Once set up, your extended display offers a gigantic field of view in games and for desktop apps. Most people don’t notice the bezel in between the monitors after a while, and for the most part pairing two 1080p monitors is cheaper than buying a big 4K monitor, plus you get higher refresh rates with less GPU demand. Monitors with 4K 165Hz are basically unheard of in summer 2021, because GPUs that can sustain such performance in many games do not exist yet. Two MOBIUZ 25” 1080p 165Hz monitors offer nearly the same screen size as a 48” 4K monitor, but for about a third of the price and with just as many or even better gaming features, namely variable refresh, HDR, 1ms MPRT, and powerful audio. Remember, while great, those big 4K monitors are generally re-purposed TVs with slower VA panels or extra-expensive OLED. The bigger the screen, the slower the response and the more likely ghosting becomes. Two nimble 25” IPS monitors offer faster performance.
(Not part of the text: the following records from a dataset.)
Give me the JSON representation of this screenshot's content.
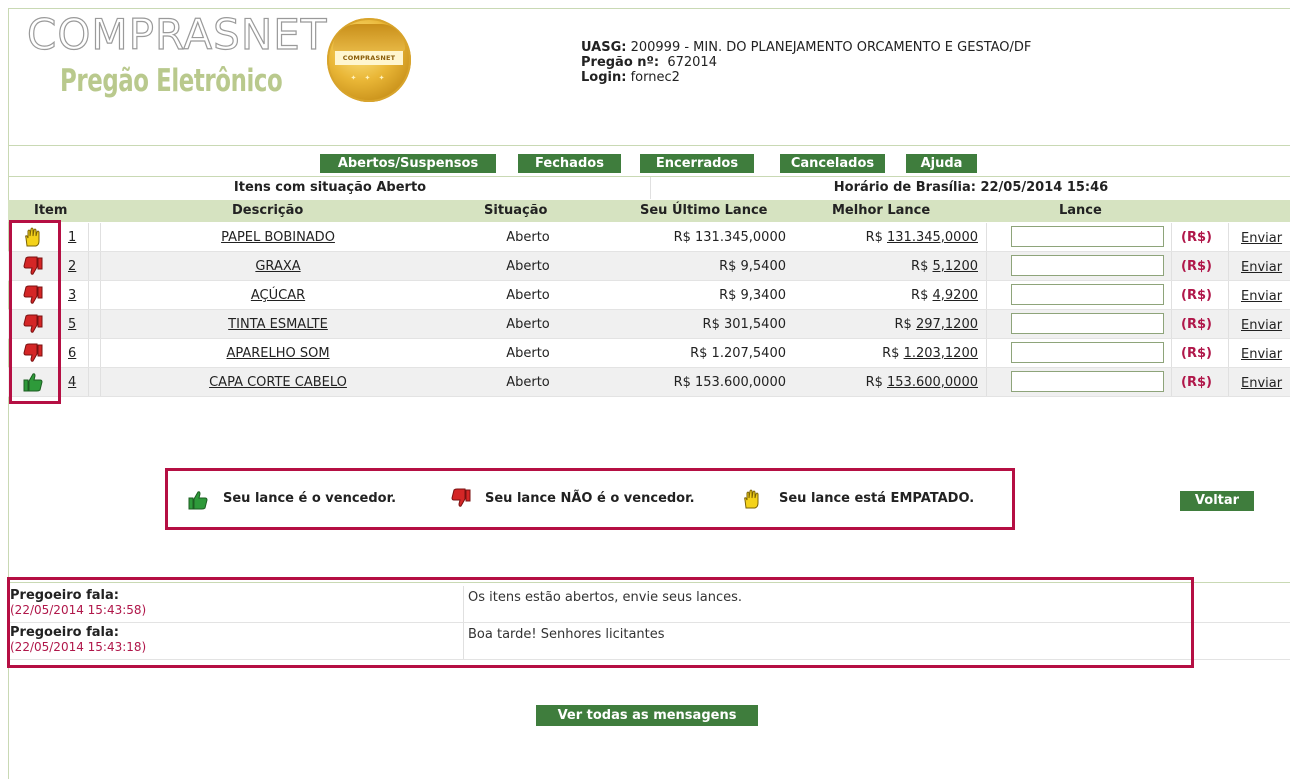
{
  "header": {
    "logo_title": "COMPRASNET",
    "logo_subtitle": "Pregão Eletrônico",
    "seal_text": "COMPRASNET",
    "uasg_label": "UASG:",
    "uasg_value": "200999 - MIN. DO PLANEJAMENTO ORCAMENTO E GESTAO/DF",
    "pregao_label": "Pregão nº:",
    "pregao_value": "672014",
    "login_label": "Login:",
    "login_value": "fornec2"
  },
  "tabs": [
    {
      "label": "Abertos/Suspensos"
    },
    {
      "label": "Fechados"
    },
    {
      "label": "Encerrados"
    },
    {
      "label": "Cancelados"
    },
    {
      "label": "Ajuda"
    }
  ],
  "status_title": "Itens com situação Aberto",
  "horario": "Horário de Brasília: 22/05/2014 15:46",
  "table": {
    "headers": {
      "item": "Item",
      "descricao": "Descrição",
      "situacao": "Situação",
      "ultimo": "Seu Último Lance",
      "melhor": "Melhor Lance",
      "lance": "Lance"
    },
    "rows": [
      {
        "icon": "tied-hand-icon",
        "item": "1",
        "descricao": "PAPEL BOBINADO",
        "situacao": "Aberto",
        "ultimo": "R$ 131.345,0000",
        "melhor_prefix": "R$",
        "melhor": "131.345,0000",
        "currency": "(R$)",
        "action": "Enviar"
      },
      {
        "icon": "thumbs-down-icon",
        "item": "2",
        "descricao": "GRAXA",
        "situacao": "Aberto",
        "ultimo": "R$ 9,5400",
        "melhor_prefix": "R$",
        "melhor": "5,1200",
        "currency": "(R$)",
        "action": "Enviar"
      },
      {
        "icon": "thumbs-down-icon",
        "item": "3",
        "descricao": "AÇÚCAR",
        "situacao": "Aberto",
        "ultimo": "R$ 9,3400",
        "melhor_prefix": "R$",
        "melhor": "4,9200",
        "currency": "(R$)",
        "action": "Enviar"
      },
      {
        "icon": "thumbs-down-icon",
        "item": "5",
        "descricao": "TINTA ESMALTE",
        "situacao": "Aberto",
        "ultimo": "R$ 301,5400",
        "melhor_prefix": "R$",
        "melhor": "297,1200",
        "currency": "(R$)",
        "action": "Enviar"
      },
      {
        "icon": "thumbs-down-icon",
        "item": "6",
        "descricao": "APARELHO SOM",
        "situacao": "Aberto",
        "ultimo": "R$ 1.207,5400",
        "melhor_prefix": "R$",
        "melhor": "1.203,1200",
        "currency": "(R$)",
        "action": "Enviar"
      },
      {
        "icon": "thumbs-up-icon",
        "item": "4",
        "descricao": "CAPA CORTE CABELO",
        "situacao": "Aberto",
        "ultimo": "R$ 153.600,0000",
        "melhor_prefix": "R$",
        "melhor": "153.600,0000",
        "currency": "(R$)",
        "action": "Enviar"
      }
    ]
  },
  "legend": {
    "winner": "Seu lance é o vencedor.",
    "not_winner": "Seu lance NÃO é o vencedor.",
    "tied": "Seu lance está EMPATADO."
  },
  "voltar": "Voltar",
  "messages": [
    {
      "speaker": "Pregoeiro fala:",
      "time": "(22/05/2014 15:43:58)",
      "text": "Os itens estão abertos, envie seus lances."
    },
    {
      "speaker": "Pregoeiro fala:",
      "time": "(22/05/2014 15:43:18)",
      "text": "Boa tarde! Senhores licitantes"
    }
  ],
  "ver_todas": "Ver todas as mensagens",
  "colors": {
    "accent_green": "#3f7d3d",
    "header_band": "#d6e3c1",
    "highlight_red": "#b50f43",
    "currency_red": "#b0174a"
  }
}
With regards to set up and cabling, there’s no difference. But curved monitors are rarely used in dual monitor mode because their design doesn’t support seamless placement side by side. If you do put two curved monitors next to each other, there’s going to be a “ridge” along the line of connection, and that may bother you. Flat monitors are ideal for dual screen usage, for curved monitors we suggest you go with a single, slightly bigger display.
The bottom line is that the 165Hz screen refresh rate doesn’t make a difference until you hit bandwidth limitations. If you stick with 1080p 165Hz, there’s no problem because DisplayPort can carry that kind of visual data effortlessly. When the time comes for pairing two 240Hz 4K monitors we’ll just have to write a new article!